More than $30 million is expected to be raised under a new voluntary commitment from the private sector over the next three years.
Industries ranging from banking to insurance and online gambling have worked with Canberra to establish the funding model for financial counselling.
The initiative is designed to ensure increased access to financial counselling services for Australians amid an unprecedented cost-of-living crisis.
The move follows the delivery of a co-signed letter to Victorian Premier Jacinta Allan last month from 36 charities and community organisations – including Financial Counselling Australia – urging more help for people struggling to access financial advice.
The government said more than 125,000 people are helped face to face by financial counsellors each year, while 130,000 calls are made to the National Debt Helpline.
The extra funding from the private sector is in addition to more than $50 million spent each year by the federal government on financial counselling services and $30 million contributed by the states.
The new industry funding model was welcomed by Financial Counselling Australia (FCA), which will take the lead in establishing the new body.
FCA CEO Fiona Guthrie said the sector had been waiting a long time for an industry funding model to help deliver more access to financial advice for those who need it most.
“We thank the industries and companies involved in the financial counselling industry funding model for their contributions,” she said.
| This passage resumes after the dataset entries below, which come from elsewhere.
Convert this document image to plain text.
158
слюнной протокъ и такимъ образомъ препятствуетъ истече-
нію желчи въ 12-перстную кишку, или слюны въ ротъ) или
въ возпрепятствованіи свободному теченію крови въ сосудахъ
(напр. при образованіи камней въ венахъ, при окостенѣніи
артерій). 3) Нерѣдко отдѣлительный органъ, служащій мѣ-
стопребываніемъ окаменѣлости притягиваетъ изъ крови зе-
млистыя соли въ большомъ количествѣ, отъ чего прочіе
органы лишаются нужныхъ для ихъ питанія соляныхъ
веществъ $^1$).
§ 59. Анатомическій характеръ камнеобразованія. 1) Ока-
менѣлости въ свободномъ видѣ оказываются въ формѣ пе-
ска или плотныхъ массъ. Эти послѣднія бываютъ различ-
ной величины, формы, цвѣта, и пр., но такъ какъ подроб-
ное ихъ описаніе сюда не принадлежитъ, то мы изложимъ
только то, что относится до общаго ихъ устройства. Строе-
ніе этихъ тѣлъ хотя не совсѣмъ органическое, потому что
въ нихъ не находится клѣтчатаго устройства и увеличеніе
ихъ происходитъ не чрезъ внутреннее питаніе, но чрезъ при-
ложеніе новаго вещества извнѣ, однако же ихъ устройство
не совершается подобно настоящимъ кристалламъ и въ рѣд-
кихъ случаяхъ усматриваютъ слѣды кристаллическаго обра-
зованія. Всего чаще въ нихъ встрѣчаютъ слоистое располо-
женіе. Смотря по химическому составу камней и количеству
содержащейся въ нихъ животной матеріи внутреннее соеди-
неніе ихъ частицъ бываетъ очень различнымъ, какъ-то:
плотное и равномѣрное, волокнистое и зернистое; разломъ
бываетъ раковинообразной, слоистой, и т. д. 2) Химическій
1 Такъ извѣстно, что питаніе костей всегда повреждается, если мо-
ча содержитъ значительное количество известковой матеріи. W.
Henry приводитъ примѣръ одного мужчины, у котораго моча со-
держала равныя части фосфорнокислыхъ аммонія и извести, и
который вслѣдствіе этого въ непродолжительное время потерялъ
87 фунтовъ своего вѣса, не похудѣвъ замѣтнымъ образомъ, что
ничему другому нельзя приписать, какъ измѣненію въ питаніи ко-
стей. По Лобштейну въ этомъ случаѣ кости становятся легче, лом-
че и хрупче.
“It is a tangible demonstration of their commitment to supporting their customers who are doing it tough.”
Organisations that have signed up to the new industry initiative include the Australian Banking Association, the Energy Council, Tabcorp, Afterpay, the Insurance Council of Australia and Telstra.
“Industry funding for financial counselling is a game-changer and will see thousands more Australians able to access the support they need when they’re doing it tough,” said Ms Guthrie.
“Industry funding for financial counselling is a game-changer and will see thousands more Australians able to access the support they need when they’re doing it tough.”
The industry funding model was established in response to the Sylvan review of the coordination and funding of financial counselling services, which was in turn sparked by the Hayne Banking Royal Commission.
The Sylvan review identified that funding was the biggest roadblock preventing more financially stressed Australians from accessing financial counselling.
A key recommendation of the review was that industry bodies should contribute funding to address unmet demand for financial counselling help.
The federal Minister for Social Services, Amanda Rishworth, said the new funding approach was aimed at not only improving access to financial counselling services but also sharing responsibility.
“It has been designed to receive and distribute funding contributions from industries that contribute to demand for financial counselling, and benefit from these services,” she said.
Ms Rishworth said an additional $1.5 million from industry was expected to be added to the fund by the end of the year, as more organisations come on board.